Je pioche mon appareil numérique dans mon sac et je prends une photo du camion. Je m'approche le plus près qu'il m'est possible : la plaque d'immatriculation - KAO 995P - attire le commentaire. Désigne-t-elle la mise au tapis du vieux boxeur spirituel ? Ou annonce-t-elle le chaos où risque de plonger l'Eglise avec la mort de son souverain pontife ? Pour prendre une nouvelle photo plus rapprochée, il me faudra attendre de rentrer dans Châteauroux et là encore, je crus bien devoir y renoncer car à trois reprises les feux passèrent au vert à notre arrivée, ne me laissant pas le temps d'armer mon appareil.
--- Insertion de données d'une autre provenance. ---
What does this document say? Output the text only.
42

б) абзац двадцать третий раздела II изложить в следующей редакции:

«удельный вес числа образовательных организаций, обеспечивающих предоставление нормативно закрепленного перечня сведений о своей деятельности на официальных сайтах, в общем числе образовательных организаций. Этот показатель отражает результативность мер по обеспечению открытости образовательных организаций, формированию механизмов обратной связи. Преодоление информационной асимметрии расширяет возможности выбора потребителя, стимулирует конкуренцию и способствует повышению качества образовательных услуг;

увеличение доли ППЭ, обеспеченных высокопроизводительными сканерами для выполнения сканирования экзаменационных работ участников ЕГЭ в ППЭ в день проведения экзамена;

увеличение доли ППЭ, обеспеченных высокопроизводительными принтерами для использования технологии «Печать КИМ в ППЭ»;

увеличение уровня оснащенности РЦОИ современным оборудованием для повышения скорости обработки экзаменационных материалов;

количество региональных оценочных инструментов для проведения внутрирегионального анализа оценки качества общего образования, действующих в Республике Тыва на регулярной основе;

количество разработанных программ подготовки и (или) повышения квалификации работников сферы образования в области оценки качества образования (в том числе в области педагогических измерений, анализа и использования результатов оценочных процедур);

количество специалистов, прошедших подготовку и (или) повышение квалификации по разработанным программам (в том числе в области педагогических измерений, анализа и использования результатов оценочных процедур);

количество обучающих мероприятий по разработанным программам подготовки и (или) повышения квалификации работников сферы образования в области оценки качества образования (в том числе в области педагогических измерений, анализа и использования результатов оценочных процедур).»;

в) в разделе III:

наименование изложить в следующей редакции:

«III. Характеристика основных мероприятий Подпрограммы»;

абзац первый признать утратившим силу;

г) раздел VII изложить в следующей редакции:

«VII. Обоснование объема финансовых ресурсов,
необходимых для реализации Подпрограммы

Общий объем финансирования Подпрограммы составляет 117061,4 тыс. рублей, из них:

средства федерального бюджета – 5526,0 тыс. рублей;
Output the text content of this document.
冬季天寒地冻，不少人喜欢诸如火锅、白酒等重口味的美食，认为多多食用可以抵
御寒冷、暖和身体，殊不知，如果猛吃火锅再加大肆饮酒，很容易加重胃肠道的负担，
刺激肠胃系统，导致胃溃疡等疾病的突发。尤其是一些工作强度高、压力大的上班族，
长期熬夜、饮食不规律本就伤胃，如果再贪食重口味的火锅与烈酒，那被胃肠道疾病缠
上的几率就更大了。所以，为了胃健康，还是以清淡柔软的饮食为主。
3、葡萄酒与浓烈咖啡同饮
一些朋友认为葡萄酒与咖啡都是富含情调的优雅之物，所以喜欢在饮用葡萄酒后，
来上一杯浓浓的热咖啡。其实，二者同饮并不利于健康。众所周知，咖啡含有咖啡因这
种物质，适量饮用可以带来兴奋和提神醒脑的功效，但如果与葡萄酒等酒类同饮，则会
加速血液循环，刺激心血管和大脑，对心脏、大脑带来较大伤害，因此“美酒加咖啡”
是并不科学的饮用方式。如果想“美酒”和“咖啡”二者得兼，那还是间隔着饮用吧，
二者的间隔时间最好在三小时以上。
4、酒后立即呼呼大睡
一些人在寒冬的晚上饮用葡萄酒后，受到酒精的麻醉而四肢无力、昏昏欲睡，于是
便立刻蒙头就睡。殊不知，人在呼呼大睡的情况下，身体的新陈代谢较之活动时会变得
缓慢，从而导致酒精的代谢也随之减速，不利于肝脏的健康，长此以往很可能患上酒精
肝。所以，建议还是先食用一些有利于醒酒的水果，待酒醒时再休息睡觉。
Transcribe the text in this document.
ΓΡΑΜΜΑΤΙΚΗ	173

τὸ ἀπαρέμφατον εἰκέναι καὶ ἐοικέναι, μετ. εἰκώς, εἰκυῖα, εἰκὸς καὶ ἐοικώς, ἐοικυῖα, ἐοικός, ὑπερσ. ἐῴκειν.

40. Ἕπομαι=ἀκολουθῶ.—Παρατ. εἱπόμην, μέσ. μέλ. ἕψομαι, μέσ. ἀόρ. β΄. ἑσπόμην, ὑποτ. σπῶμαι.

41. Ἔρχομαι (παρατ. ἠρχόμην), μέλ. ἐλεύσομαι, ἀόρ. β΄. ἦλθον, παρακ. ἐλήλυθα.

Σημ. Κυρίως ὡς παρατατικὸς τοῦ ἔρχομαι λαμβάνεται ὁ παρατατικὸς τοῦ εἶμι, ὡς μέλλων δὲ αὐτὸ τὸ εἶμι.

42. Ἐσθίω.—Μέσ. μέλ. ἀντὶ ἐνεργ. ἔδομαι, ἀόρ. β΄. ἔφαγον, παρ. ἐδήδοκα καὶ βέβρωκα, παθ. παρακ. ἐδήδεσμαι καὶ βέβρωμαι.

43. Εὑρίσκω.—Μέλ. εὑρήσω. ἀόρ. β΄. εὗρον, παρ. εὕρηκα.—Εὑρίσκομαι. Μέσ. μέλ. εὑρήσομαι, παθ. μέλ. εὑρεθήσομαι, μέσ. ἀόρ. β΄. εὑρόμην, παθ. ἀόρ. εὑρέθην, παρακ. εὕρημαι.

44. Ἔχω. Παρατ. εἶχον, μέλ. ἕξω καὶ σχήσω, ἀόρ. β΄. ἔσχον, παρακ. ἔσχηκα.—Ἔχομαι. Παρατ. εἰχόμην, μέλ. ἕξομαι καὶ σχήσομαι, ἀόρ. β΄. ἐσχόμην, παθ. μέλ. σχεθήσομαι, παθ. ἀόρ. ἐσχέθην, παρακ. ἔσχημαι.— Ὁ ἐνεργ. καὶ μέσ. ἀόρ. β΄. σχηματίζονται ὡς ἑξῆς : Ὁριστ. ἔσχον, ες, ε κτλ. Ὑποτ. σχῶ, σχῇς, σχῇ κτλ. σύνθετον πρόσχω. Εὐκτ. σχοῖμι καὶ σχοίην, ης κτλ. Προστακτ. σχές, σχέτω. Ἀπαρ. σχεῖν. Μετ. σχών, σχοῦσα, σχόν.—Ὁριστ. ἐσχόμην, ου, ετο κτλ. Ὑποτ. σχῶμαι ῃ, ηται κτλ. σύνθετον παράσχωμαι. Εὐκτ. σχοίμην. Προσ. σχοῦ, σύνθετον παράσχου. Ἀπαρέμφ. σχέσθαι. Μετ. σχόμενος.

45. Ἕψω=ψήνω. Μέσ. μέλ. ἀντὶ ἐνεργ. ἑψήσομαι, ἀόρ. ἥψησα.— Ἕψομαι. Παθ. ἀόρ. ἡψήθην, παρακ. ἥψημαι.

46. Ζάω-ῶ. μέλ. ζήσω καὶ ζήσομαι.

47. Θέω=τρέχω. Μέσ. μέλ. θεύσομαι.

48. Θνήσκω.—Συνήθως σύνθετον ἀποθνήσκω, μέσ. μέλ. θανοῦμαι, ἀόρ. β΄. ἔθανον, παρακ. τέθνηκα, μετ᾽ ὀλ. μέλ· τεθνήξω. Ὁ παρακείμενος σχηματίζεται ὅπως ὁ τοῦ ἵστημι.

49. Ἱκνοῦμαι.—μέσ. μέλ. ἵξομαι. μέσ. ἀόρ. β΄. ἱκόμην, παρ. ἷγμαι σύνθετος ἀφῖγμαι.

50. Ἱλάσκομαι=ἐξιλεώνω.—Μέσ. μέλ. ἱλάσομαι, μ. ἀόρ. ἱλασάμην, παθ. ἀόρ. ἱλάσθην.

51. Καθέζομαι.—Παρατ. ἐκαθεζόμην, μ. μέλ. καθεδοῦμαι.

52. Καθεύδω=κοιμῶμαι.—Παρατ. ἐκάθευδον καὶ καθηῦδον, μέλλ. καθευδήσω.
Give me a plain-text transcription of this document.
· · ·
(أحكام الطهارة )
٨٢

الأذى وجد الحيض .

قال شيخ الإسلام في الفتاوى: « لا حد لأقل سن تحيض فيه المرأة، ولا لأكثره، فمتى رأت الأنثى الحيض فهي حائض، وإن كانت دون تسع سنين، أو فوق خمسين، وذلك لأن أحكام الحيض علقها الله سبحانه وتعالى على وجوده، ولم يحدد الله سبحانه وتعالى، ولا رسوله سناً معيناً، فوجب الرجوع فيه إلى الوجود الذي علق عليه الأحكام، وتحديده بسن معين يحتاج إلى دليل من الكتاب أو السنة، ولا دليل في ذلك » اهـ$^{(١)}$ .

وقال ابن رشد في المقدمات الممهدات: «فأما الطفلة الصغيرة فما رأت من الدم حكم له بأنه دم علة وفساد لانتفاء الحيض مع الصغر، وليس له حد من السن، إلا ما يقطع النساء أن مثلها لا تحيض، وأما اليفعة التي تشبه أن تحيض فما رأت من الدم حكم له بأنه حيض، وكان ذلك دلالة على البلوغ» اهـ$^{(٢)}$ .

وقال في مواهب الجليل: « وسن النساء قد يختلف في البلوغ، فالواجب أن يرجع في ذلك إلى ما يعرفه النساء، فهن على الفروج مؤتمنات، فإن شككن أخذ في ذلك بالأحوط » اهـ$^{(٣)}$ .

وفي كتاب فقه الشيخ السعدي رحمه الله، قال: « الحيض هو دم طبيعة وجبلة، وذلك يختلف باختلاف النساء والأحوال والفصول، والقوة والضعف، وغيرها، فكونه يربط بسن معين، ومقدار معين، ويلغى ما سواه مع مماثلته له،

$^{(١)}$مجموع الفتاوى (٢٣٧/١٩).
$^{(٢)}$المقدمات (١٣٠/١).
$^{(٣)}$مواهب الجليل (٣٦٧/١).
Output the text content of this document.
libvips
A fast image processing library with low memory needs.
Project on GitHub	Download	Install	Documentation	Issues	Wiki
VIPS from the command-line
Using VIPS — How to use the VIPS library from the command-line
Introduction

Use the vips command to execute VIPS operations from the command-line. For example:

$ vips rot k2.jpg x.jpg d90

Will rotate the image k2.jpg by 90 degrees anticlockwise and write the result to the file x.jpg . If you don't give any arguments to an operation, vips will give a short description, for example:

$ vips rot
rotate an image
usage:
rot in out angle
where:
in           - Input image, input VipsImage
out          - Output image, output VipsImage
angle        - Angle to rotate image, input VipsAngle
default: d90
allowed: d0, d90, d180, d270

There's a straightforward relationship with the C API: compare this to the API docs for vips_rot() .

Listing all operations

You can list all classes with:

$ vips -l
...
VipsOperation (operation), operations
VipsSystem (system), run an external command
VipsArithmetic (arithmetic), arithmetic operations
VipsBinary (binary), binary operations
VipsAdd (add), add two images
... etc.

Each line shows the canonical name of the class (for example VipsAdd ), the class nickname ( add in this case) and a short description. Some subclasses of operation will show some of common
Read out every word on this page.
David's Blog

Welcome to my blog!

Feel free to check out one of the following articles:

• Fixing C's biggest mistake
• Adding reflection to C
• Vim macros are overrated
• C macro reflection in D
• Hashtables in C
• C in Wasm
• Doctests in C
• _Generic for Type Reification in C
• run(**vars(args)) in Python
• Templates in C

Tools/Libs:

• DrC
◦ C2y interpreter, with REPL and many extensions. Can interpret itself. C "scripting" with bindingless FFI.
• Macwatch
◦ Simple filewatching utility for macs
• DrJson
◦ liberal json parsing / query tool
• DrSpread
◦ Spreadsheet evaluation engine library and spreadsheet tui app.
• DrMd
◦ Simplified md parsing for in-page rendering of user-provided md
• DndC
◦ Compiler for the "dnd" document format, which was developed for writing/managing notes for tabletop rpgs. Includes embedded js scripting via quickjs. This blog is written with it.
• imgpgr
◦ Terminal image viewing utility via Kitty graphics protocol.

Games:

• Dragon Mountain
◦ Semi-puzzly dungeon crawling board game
Mieux, le camion s'engouffra dans le quartier Saint-Jean, ce qui me déviait de ma propre route. Tenace, je le suivis mais il se gara alors un peu plus loin sur le côté droit. Avait-il repéré ma traque ? S'en inquiétait-il ? Je n'osais m'arrêter moi aussi et, un peu déçu, le dépassai. Deux cents mètres plus loin, je stoppai à mon tour pour rebrousser chemin. Et voilà que le camion repart et vient s'arrêter à ma hauteur... Un homme descend, une carte routière à la main. Il m'explique qu'ils cherchent la route de Blois... Il est clair qu'ils sont perdus, mes routiers polonais. J'invite donc l'homme à me suivre, je me fais fort de les remettre dans le droit chemin... Je repars, mais je me suis sans doute mal fait comprendre car ils font demi-tour... Têtu, je les suis à nouveau et là, au feu rouge de la rue Combanaire, je prends enfin ma photo :
Je les abandonne un peu plus loin sur les boulevards.
Plus tard, à la maison, c'est la provenance du camion, indiquée au bas de la plaque - Bielsko Biala - qui m'interroge. Le nom ne me dit rien, mais s'il avait lui aussi un rapport avec le pape, il me semble que la coïncidence en serait encore rehaussée. Une première recherche sur le net est décevante : ville historique de Silésie, Bielsko Biala ne m'apporte aucun indice. C'est que j'étais encore trop ignorant de la biographie papale : les informations m'apportent l'élément manquant. Le lieu de naissance de Karol Wojtyla : Wadowice. Un nouvelle recherche m'indique que les deux villes sont fort proches :
Mieux, j'apprends de source vaticane, que le propre père de Jean-Paul II (prénommé également Karol), est né à Lipnik, près de Bielsko Biala.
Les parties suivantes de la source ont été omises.